In the world of parks and recreation, the term "consumer" might not be the first thing that comes to mind when thinking about residents and members. After all, you're in the business of providing leisure and recreational activities, not selling products. However, if you want to truly connect with your community and tailor your offerings to their needs, it's time to start thinking of your residents and members as consumers. This was the overall message of last week’s incredible webinar.
Tip 1: View Your Residents As Consumers
When we say that residents and members are consumers, we're not talking about turning your local park into a shopping mall. Instead, it's about adopting a fresh perspective. Thinking of your community in terms of needs and preferences, rather than just demographics or geography, can be a game-changer.
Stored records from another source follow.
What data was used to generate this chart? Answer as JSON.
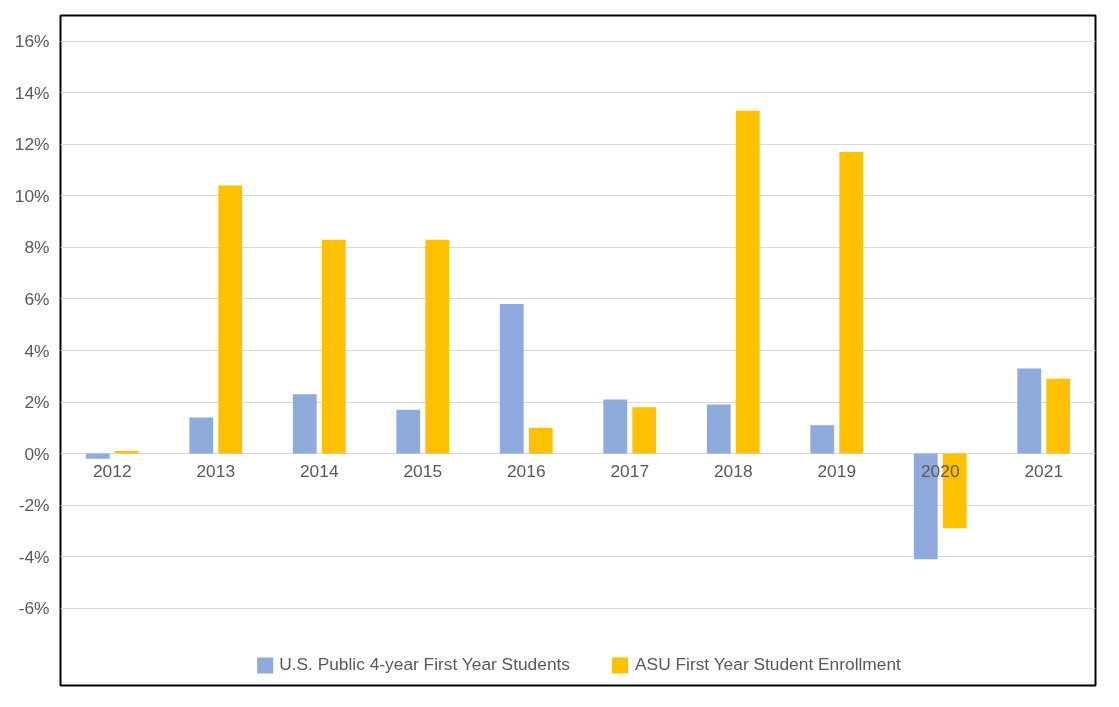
{
  "chart_data": {
    "type": "bar",
    "categories": [
      "2012",
      "2013",
      "2014",
      "2015",
      "2016",
      "2017",
      "2018",
      "2019",
      "2020",
      "2021"
    ],
    "series": [
      {
        "name": "U.S. Public 4-year First Year Students",
        "color": "#8faadc",
        "values": [
          -0.2,
          1.4,
          2.3,
          1.7,
          5.8,
          2.1,
          1.9,
          1.1,
          -4.1,
          3.3
        ]
      },
      {
        "name": "ASU First Year Student Enrollment",
        "color": "#ffc000",
        "values": [
          0.1,
          10.4,
          8.3,
          8.3,
          1.0,
          1.8,
          13.3,
          11.7,
          -2.9,
          2.9
        ]
      }
    ],
    "ylim": [
      -9,
      17
    ],
    "yticks": [
      {
        "value": -6,
        "label": "-6%"
      },
      {
        "value": -4,
        "label": "-4%"
      },
      {
        "value": -2,
        "label": "-2%"
      },
      {
        "value": 0,
        "label": "0%"
      },
      {
        "value": 2,
        "label": "2%"
      },
      {
        "value": 4,
        "label": "4%"
      },
      {
        "value": 6,
        "label": "6%"
      },
      {
        "value": 8,
        "label": "8%"
      },
      {
        "value": 10,
        "label": "10%"
      },
      {
        "value": 12,
        "label": "12%"
      },
      {
        "value": 14,
        "label": "14%"
      },
      {
        "value": 16,
        "label": "16%"
      }
    ],
    "grid": "y",
    "legend": "bottom"
  }
}
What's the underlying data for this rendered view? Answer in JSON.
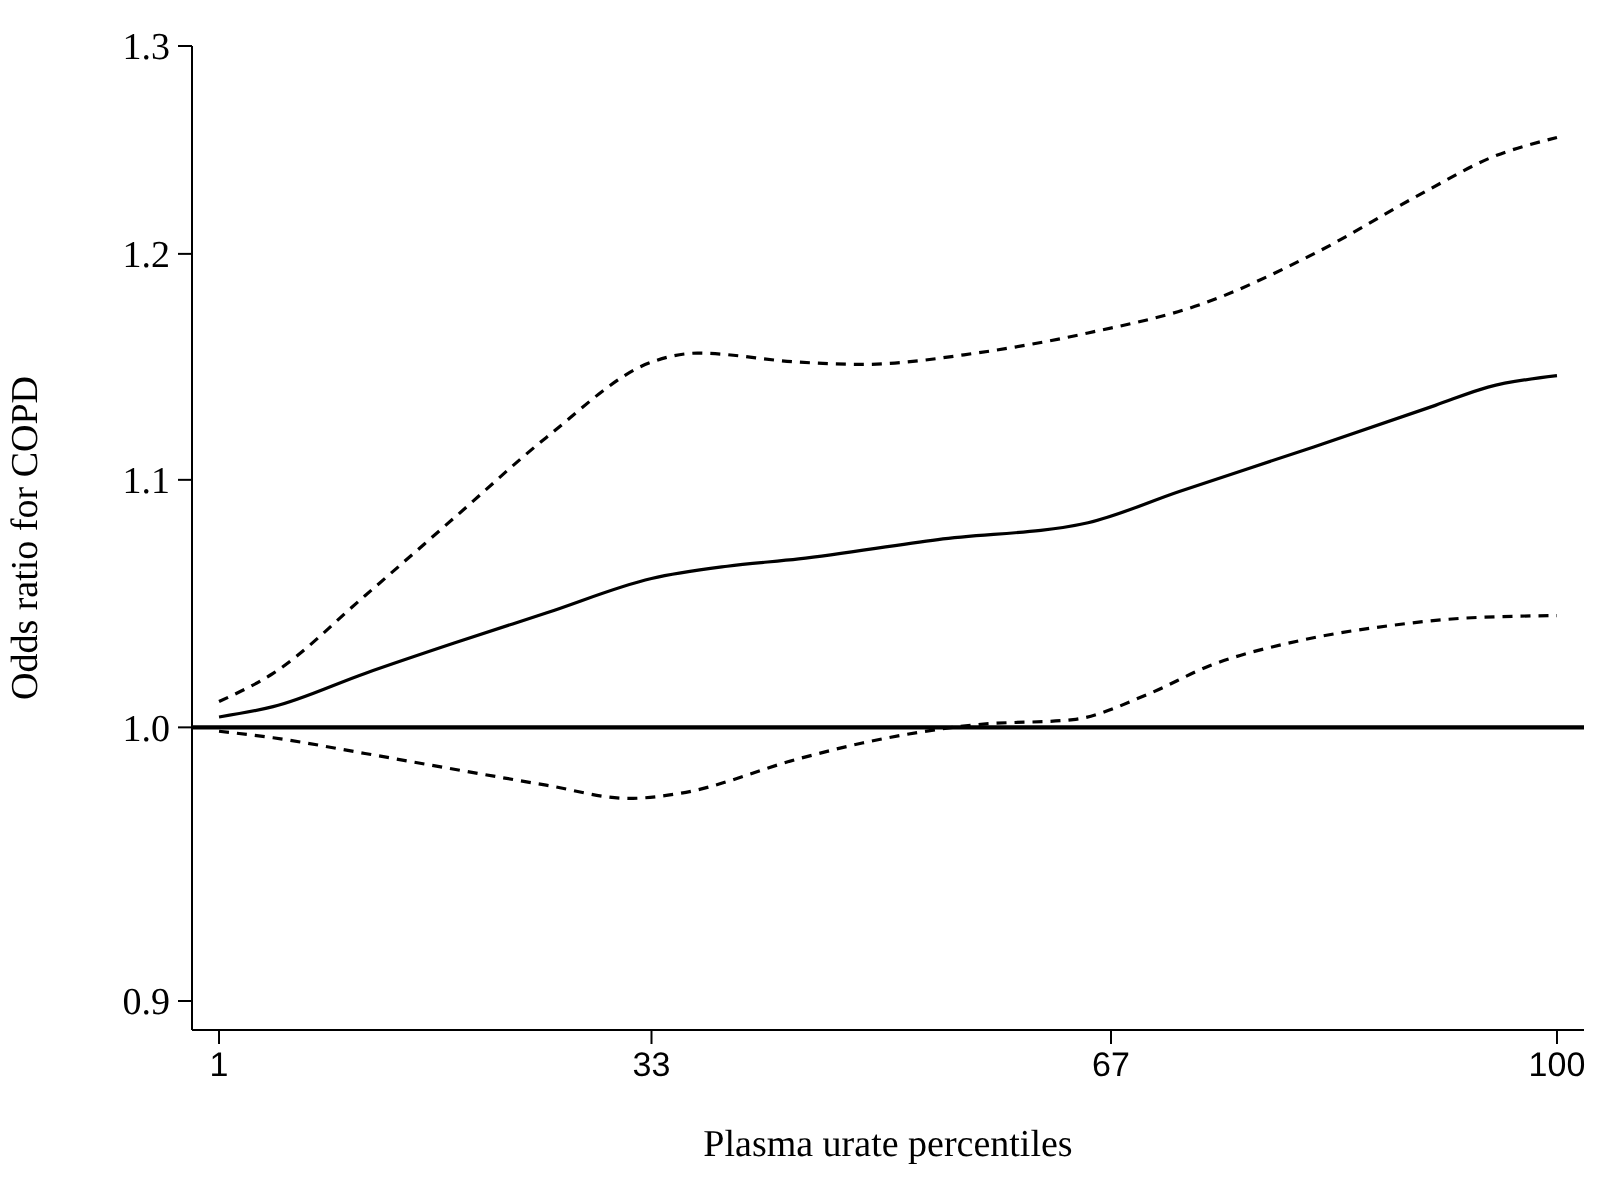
{
  "chart_data": {
    "type": "line",
    "xlabel": "Plasma urate percentiles",
    "ylabel": "Odds ratio for COPD",
    "log": "y",
    "xlim": [
      -1,
      102
    ],
    "xticks": [
      1,
      33,
      67,
      100
    ],
    "ylim": [
      0.89,
      1.3
    ],
    "yticks": [
      0.9,
      {
        "value": 1,
        "label": "1.0"
      },
      1.1,
      1.2,
      1.3
    ],
    "grid": false,
    "legend": false,
    "marker": "none",
    "series": [
      {
        "color": "#000000",
        "line_style": "solid",
        "x": [
          1,
          5,
          11.8,
          18.4,
          25.2,
          33,
          38.6,
          43.9,
          54.2,
          65.3,
          72,
          82,
          91,
          94.9,
          100
        ],
        "values": [
          1.004,
          1.008,
          1.021,
          1.033,
          1.045,
          1.059,
          1.064,
          1.067,
          1.075,
          1.082,
          1.095,
          1.114,
          1.132,
          1.14,
          1.145
        ]
      },
      {
        "color": "#000000",
        "line_style": "dashed",
        "x": [
          1,
          5,
          11.8,
          18.4,
          25.2,
          33,
          36.4,
          43.9,
          48.6,
          57,
          65.3,
          73.7,
          82,
          90.5,
          95,
          100
        ],
        "values": [
          1.01,
          1.021,
          1.052,
          1.084,
          1.118,
          1.151,
          1.155,
          1.151,
          1.15,
          1.155,
          1.164,
          1.177,
          1.2,
          1.23,
          1.245,
          1.255
        ]
      },
      {
        "color": "#000000",
        "line_style": "dashed",
        "x": [
          1,
          5,
          11.8,
          18.4,
          25.2,
          31.3,
          35.2,
          43.9,
          48.6,
          57,
          64.2,
          69.8,
          74.3,
          81,
          87.7,
          93.3,
          100
        ],
        "values": [
          0.9985,
          0.996,
          0.99,
          0.984,
          0.978,
          0.973,
          0.975,
          0.988,
          0.994,
          1.001,
          1.003,
          1.013,
          1.024,
          1.034,
          1.04,
          1.043,
          1.044
        ]
      }
    ],
    "ref_lines": [
      {
        "axis": "y",
        "value": 1.0,
        "color": "#000000",
        "line_style": "solid"
      }
    ]
  }
}
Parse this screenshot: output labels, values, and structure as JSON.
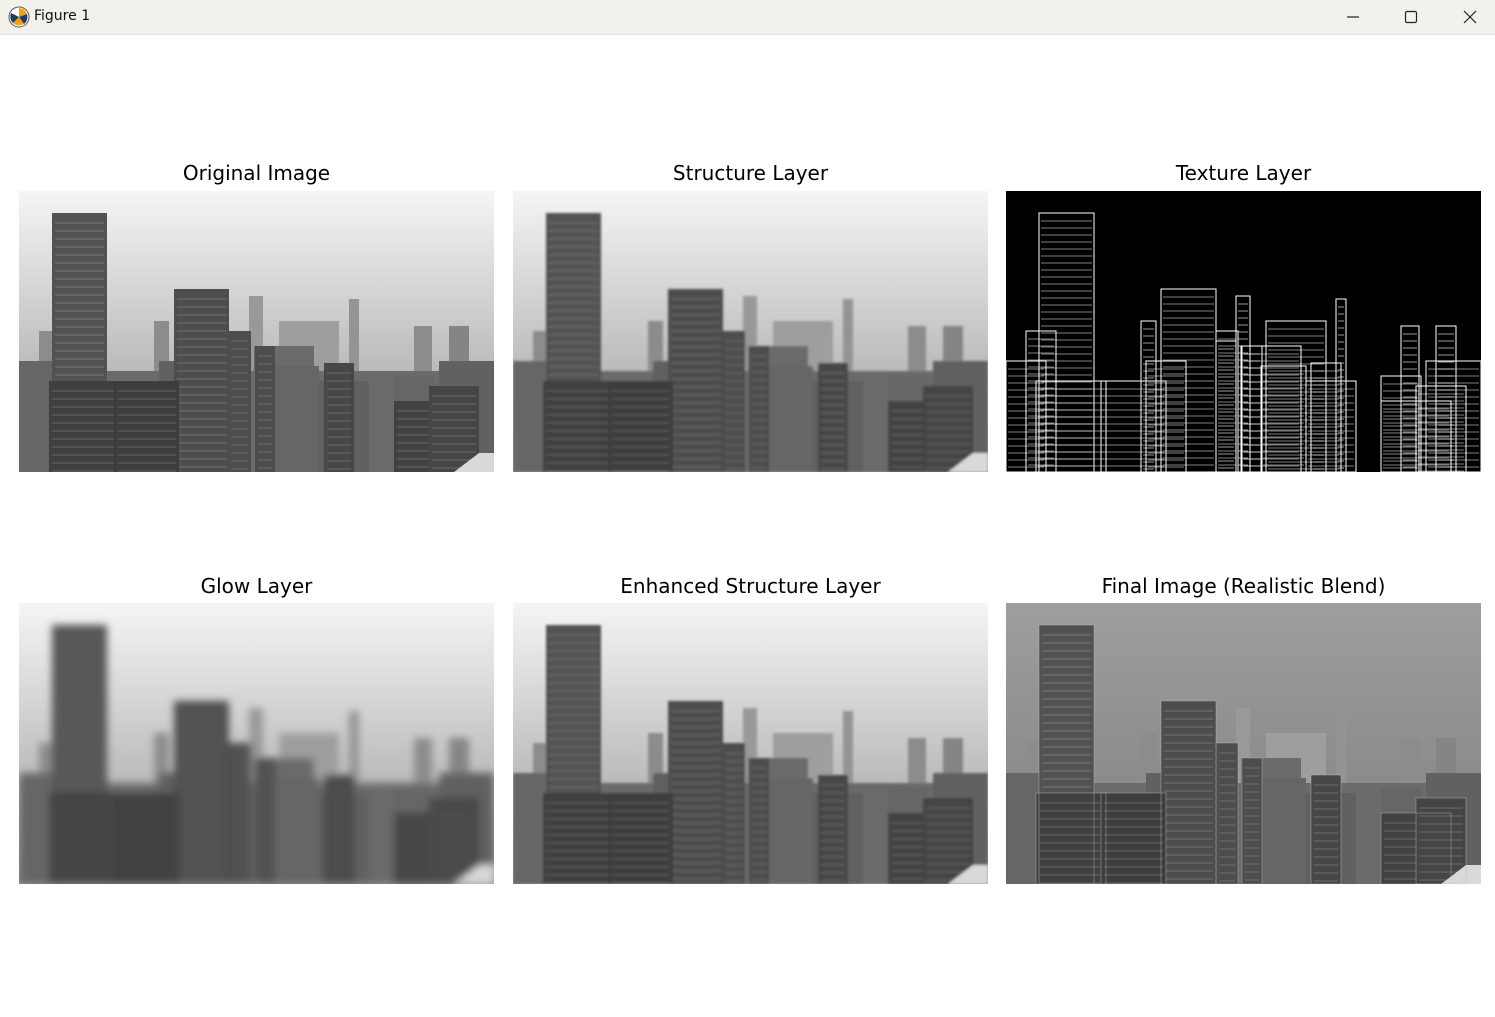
{
  "window": {
    "title": "Figure 1",
    "controls": [
      "minimize",
      "maximize",
      "close"
    ]
  },
  "panels": [
    {
      "title": "Original Image",
      "style": "original"
    },
    {
      "title": "Structure Layer",
      "style": "structure"
    },
    {
      "title": "Texture Layer",
      "style": "texture"
    },
    {
      "title": "Glow Layer",
      "style": "glow"
    },
    {
      "title": "Enhanced Structure Layer",
      "style": "enhanced"
    },
    {
      "title": "Final Image (Realistic Blend)",
      "style": "final"
    }
  ]
}
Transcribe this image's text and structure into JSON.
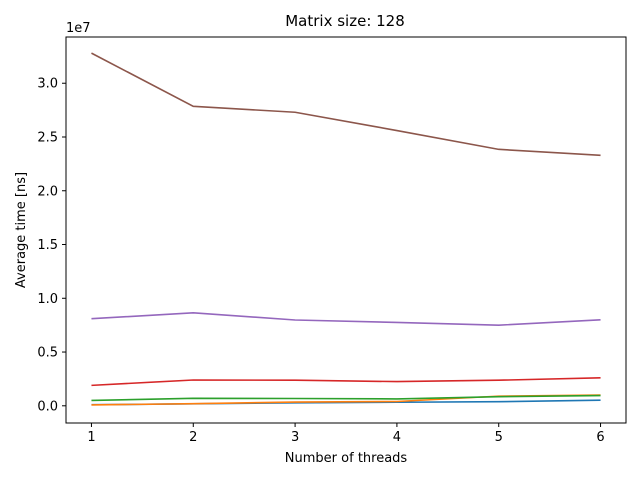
{
  "chart_data": {
    "type": "line",
    "title": "Matrix size: 128",
    "xlabel": "Number of threads",
    "ylabel": "Average time [ns]",
    "y_offset_label": "1e7",
    "y_scale": 10000000,
    "x": [
      1,
      2,
      3,
      4,
      5,
      6
    ],
    "xlim": [
      0.75,
      6.25
    ],
    "ylim": [
      -1600000,
      34300000
    ],
    "xticks": [
      1,
      2,
      3,
      4,
      5,
      6
    ],
    "yticks": [
      0,
      5000000,
      10000000,
      15000000,
      20000000,
      25000000,
      30000000
    ],
    "ytick_labels": [
      "0.0",
      "0.5",
      "1.0",
      "1.5",
      "2.0",
      "2.5",
      "3.0"
    ],
    "grid": false,
    "series": [
      {
        "color": "#1f77b4",
        "values": [
          100000,
          180000,
          280000,
          330000,
          380000,
          520000
        ]
      },
      {
        "color": "#ff7f0e",
        "values": [
          80000,
          200000,
          350000,
          400000,
          900000,
          1000000
        ]
      },
      {
        "color": "#2ca02c",
        "values": [
          500000,
          700000,
          680000,
          640000,
          850000,
          950000
        ]
      },
      {
        "color": "#d62728",
        "values": [
          1900000,
          2400000,
          2380000,
          2250000,
          2380000,
          2600000
        ]
      },
      {
        "color": "#9467bd",
        "values": [
          8100000,
          8650000,
          7980000,
          7750000,
          7500000,
          8000000
        ]
      },
      {
        "color": "#8c564b",
        "values": [
          32800000,
          27850000,
          27300000,
          25600000,
          23850000,
          23300000
        ]
      }
    ]
  }
}
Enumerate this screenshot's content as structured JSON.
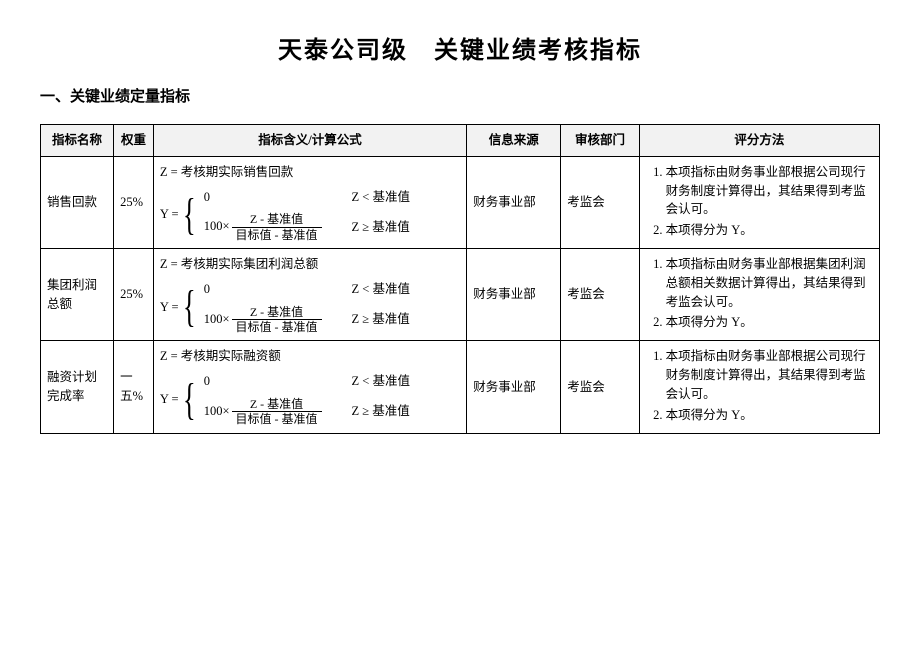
{
  "title": "天泰公司级　关键业绩考核指标",
  "section1": "一、关键业绩定量指标",
  "columns": {
    "name": "指标名称",
    "weight": "权重",
    "formula": "指标含义/计算公式",
    "source": "信息来源",
    "dept": "审核部门",
    "scoring": "评分方法"
  },
  "col_widths": {
    "name": "70px",
    "weight": "38px",
    "formula": "300px",
    "source": "90px",
    "dept": "75px",
    "scoring": "230px"
  },
  "colors": {
    "header_bg": "#f2f2f2",
    "border": "#000000",
    "text": "#000000"
  },
  "frac_num": "Z - 基准值",
  "frac_den": "目标值 - 基准值",
  "cond_lt": "Z < 基准值",
  "cond_ge": "Z ≥ 基准值",
  "rows": [
    {
      "name": "销售回款",
      "weight": "25%",
      "z_def": "Z = 考核期实际销售回款",
      "source": "财务事业部",
      "dept": "考监会",
      "scoring": [
        "本项指标由财务事业部根据公司现行财务制度计算得出，其结果得到考监会认可。",
        "本项得分为 Y。"
      ]
    },
    {
      "name": "集团利润总额",
      "weight": "25%",
      "z_def": "Z = 考核期实际集团利润总额",
      "source": "财务事业部",
      "dept": "考监会",
      "scoring": [
        "本项指标由财务事业部根据集团利润总额相关数据计算得出，其结果得到考监会认可。",
        "本项得分为 Y。"
      ]
    },
    {
      "name": "融资计划完成率",
      "weight": "一五%",
      "z_def": "Z = 考核期实际融资额",
      "source": "财务事业部",
      "dept": "考监会",
      "scoring": [
        "本项指标由财务事业部根据公司现行财务制度计算得出，其结果得到考监会认可。",
        "本项得分为 Y。"
      ]
    }
  ]
}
The main reason for this shift in mindset is that it encourages you to view your community in a different light. Instead of just knowing where they live or where they go, you're prompted to dig deeper. This means asking questions like "Why do these people attend our programs?" or "What needs are they looking to meet, and what are their consumption preferences?"
Understanding these "why" questions is the key to creating programming that meets the needs of your community and is, therefore, consumed.
Adopt a fresh perspective! 💧 Think of your community's needs and preferences.
Tip 2: Stay Proactive With Your Parks & Recreation Marketing Efforts
It's important to remember that the needs and preferences of your community are not set in stone. They're constantly evolving. Assuming that you fully understand your community once and for all is a mistake you can't afford to make. Instead, be proactive by regularly rechecking your assumptions, conducting new surveys, and refreshing your understanding of your residents and members.
Tip 3: Adapt Your Communications To Your Residents (Consumers!)
Once you truly understand your residents and members, you can make informed decisions about the right programming to offer. What activities do they want to participate in? What facilities do they want to visit? What level of competitiveness do they prefer? What age groups do they want to engage with? Without this understanding and the data that supports it, you risk making the wrong decisions based on incorrect or outdated assumptions.
But it's not just programming that can be affected by this newfound understanding; communication is equally vital. Tailoring your message to different segments of your community can be as simple as adjusting the tone for different age groups. However, you can also use this information to determine the best channels to communicate with them.
For example, while Facebook might be an effective tool for parents of Generation X, its usage is decreasing among Millennials and almost non-existent among Gen Z. Modern tools that you think are effective may not be the right fit for every segment. Consider the tourist hotspot in your community; advertising in hotels or other tourist-related businesses may be more appropriate, while community center advertising could work for engaging existing clients in new sports leagues or program changes.
Be supported by data 📊 to make the best decisions for your Parks & Rec programs.
Tip 4: Categorize Your Residents And Members Into Segments
One of the best ways to manage this view of your community is by segmenting your market. Each distinct group in your community can be part of a segment, which will have a unified set of characteristics to help guide your decisions about programs and communication channels. The number of segments you need depends on your community and the decisions you're trying to make. Every difference within your segments should exist to aid your decisions about what to offer and how to communicate with them.
The end result of this segmentation is a shift from seeing your community as a homogenous group to measuring participation and engagement within various segments. This allows you to make informed decisions about your offerings.
Tip 5: Use Marketing's Best Theories To Understand Fully Your Residents And Members
Finally, for each of these segments, there is a funnel. At the bottom of the funnel are people who are fully engaged and loyal customers. Slightly above are those who are aware but not yet customers. And at the top of the funnel, you have those who are completely unaware of your programs. By examining the size of each of these stages, you can determine the best way to move forward.
In conclusion, understanding your residents and members as consumers is not only a fresh perspective but a necessity to thrive in the world of parks and recreation. By continually seeking to understand their needs, preferences, and the ever-changing landscape of your community, you can tailor your programming and communication to meet their expectations effectively. Segmenting your community further refines your approach and allows you to make informed decisions that resonate with your audience. Remember, it's not about selling a product, but about delivering an experience that resonates with the diverse tastes and needs of your community.